Swift's children have followed in his footsteps. His older son served for 10 years in the Coast Guard and has nine tattoos; his younger son was in the Navy for six years and has seven tattoos. Swift says his wife, after 31 years of marriage, "might as well have been in the military herself," although she lags behind as far as tattoos go, with only three. (Her first tattoo was a 40th-birthday gift from her older son, who said, "Mom, you're the only one without a tattoo - we're going to take care of that.")

Not just for sailors anymore

In recent years tattoos have become more mainstream: As many as one in 10 Americans now are believed to have a tattoo, according to the National Law Enforcement and Corrections Technology Center. An increasing number of servicemembers other than sailors have elected to go under the needle. This isn't an entirely new phenomenon: Eldridge was first exposed to tattoos thanks to his father, who served in the Army Air Corps during World War II.

Army Maj. Patrick Budjenska has three tattoos; one is related to his military service. The Airborne insignia, decorated with a red beret - the distinctive headgear of Army Airborne - adorns his upper arm. He acquired this tattoo when he was a newly qualified Airborne lieutenant.

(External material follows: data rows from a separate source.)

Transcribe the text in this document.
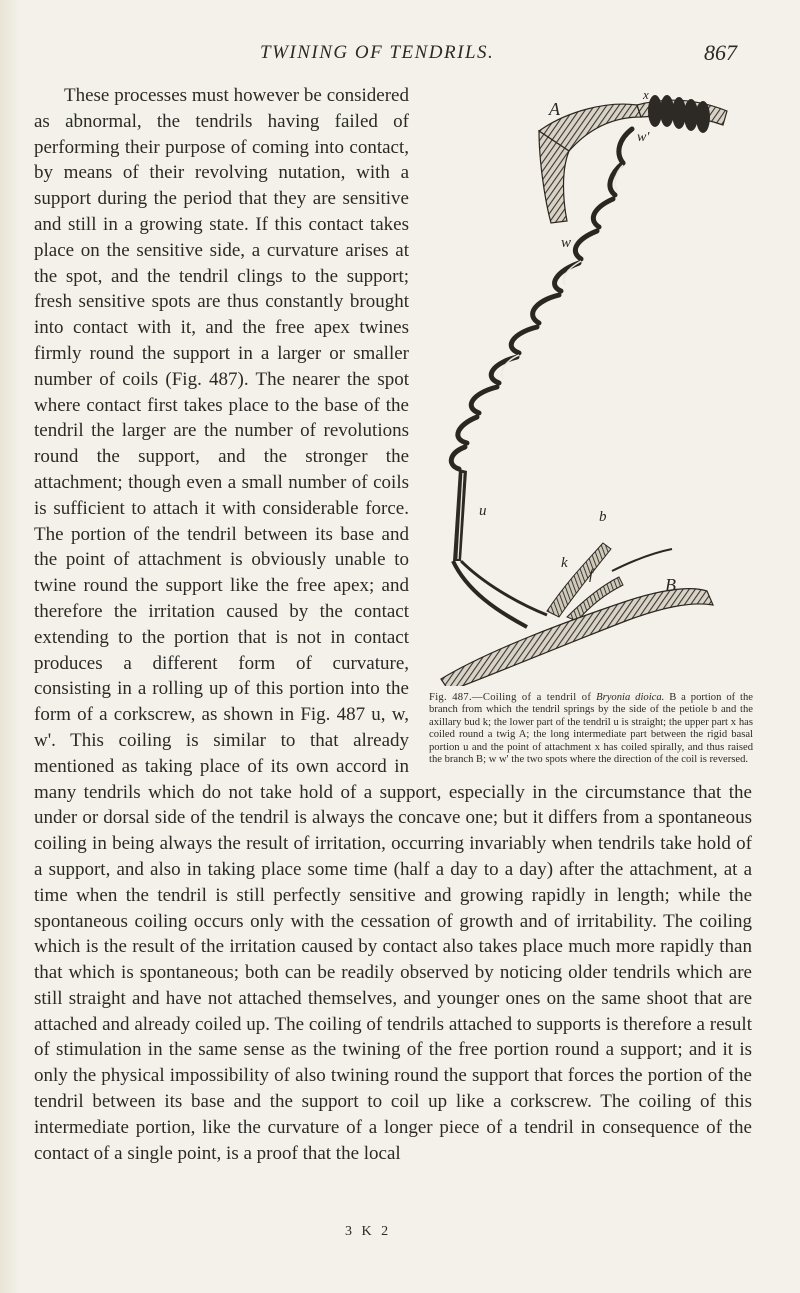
TWINING OF TENDRILS.	867
A
x
w'
w
u	b
k
f	B
Fig. 487.—Coiling of a tendril of Bryonia dioica. B a portion of the branch from which the tendril springs by the side of the petiole b and the axillary bud k; the lower part of the tendril u is straight; the upper part x has coiled round a twig A; the long intermediate part between the rigid basal portion u and the point of attachment x has coiled spirally, and thus raised the branch B; w w' the two spots where the direction of the coil is reversed.

These processes must however be considered as abnormal, the tendrils having failed of performing their purpose of coming into contact, by means of their revolving nutation, with a support during the period that they are sensitive and still in a growing state. If this contact takes place on the sensitive side, a curvature arises at the spot, and the tendril clings to the support; fresh sensitive spots are thus constantly brought into contact with it, and the free apex twines firmly round the support in a larger or smaller number of coils (Fig. 487). The nearer the spot where contact first takes place to the base of the tendril the larger are the number of revolutions round the support, and the stronger the attachment; though even a small number of coils is sufficient to attach it with considerable force. The portion of the tendril between its base and the point of attachment is obviously unable to twine round the support like the free apex; and therefore the irritation caused by the contact extending to the portion that is not in contact produces a different form of curvature, consisting in a rolling up of this portion into the form of a corkscrew, as shown in Fig. 487 u, w, w'. This coiling is similar to that already mentioned as taking place of its own accord in many tendrils which do not take hold of a support, especially in the circumstance that the under or dorsal side of the tendril is always the concave one; but it differs from a spontaneous coiling in being always the result of irritation, occurring invariably when tendrils take hold of a support, and also in taking place some time (half a day to a day) after the attachment, at a time when the tendril is still perfectly sensitive and growing rapidly in length; while the spontaneous coiling occurs only with the cessation of growth and of irritability. The coiling which is the result of the irritation caused by contact also takes place much more rapidly than that which is spontaneous; both can be readily observed by noticing older tendrils which are still straight and have not attached themselves, and younger ones on the same shoot that are attached and already coiled up. The coiling of tendrils attached to supports is therefore a result of stimulation in the same sense as the twining of the free portion round a support; and it is only the physical impossibility of also twining round the support that forces the portion of the tendril between its base and the support to coil up like a corkscrew. The coiling of this intermediate portion, like the curvature of a longer piece of a tendril in consequence of the contact of a single point, is a proof that the local

3 K 2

"I got it at Officers Basic Course - a lot of guys were getting them, and I got one too," Budjenska says. He believes that those officers who get tattoos most likely did so to mark "the completion of a very hard, somewhat prestigious training event."

Like Swift, Budjenska was an enlisted servicemember before becoming an officer. "It is less surprising to me that an officer who had prior service in an enlisted capacity" might have a few tattoos, he says. "I don't think it's as strictly taboo [as it once was] for officers to have them." But, he adds, "I think you will find very few officers with visible tattoos."

Thus far, "nobody has ever really raised their eyebrows" about his own skin art, Budjenska says. Although Budjenska doesn't see many colonels with tattoos - mostly "majors, a couple of captains" - he believes in 10 years that will change. "Most every friend who was a lieutenant with me has some sort of art," he says.

Taking It Off

Unlike official decorations, which come off when the uniform does, a tattoo remains with its wearer for life. But thanks to advances in laser surgery, servicemembers can choose to have their tattoos removed. In 2000, Walter Reed Army Medical Center dermatology service opened a laser center that treats active duty personnel looking to remove unwanted skin art. The naval medical centers in San Diego and Portsmouth, Va., have similar facilities, as do two Air Force facilities.

As legendary Marine Corps Maj. Gen. Smedly Darlington Butler reminds us, "nothing on earth but skinning will remove" a tattoo - skinning and laser surgery.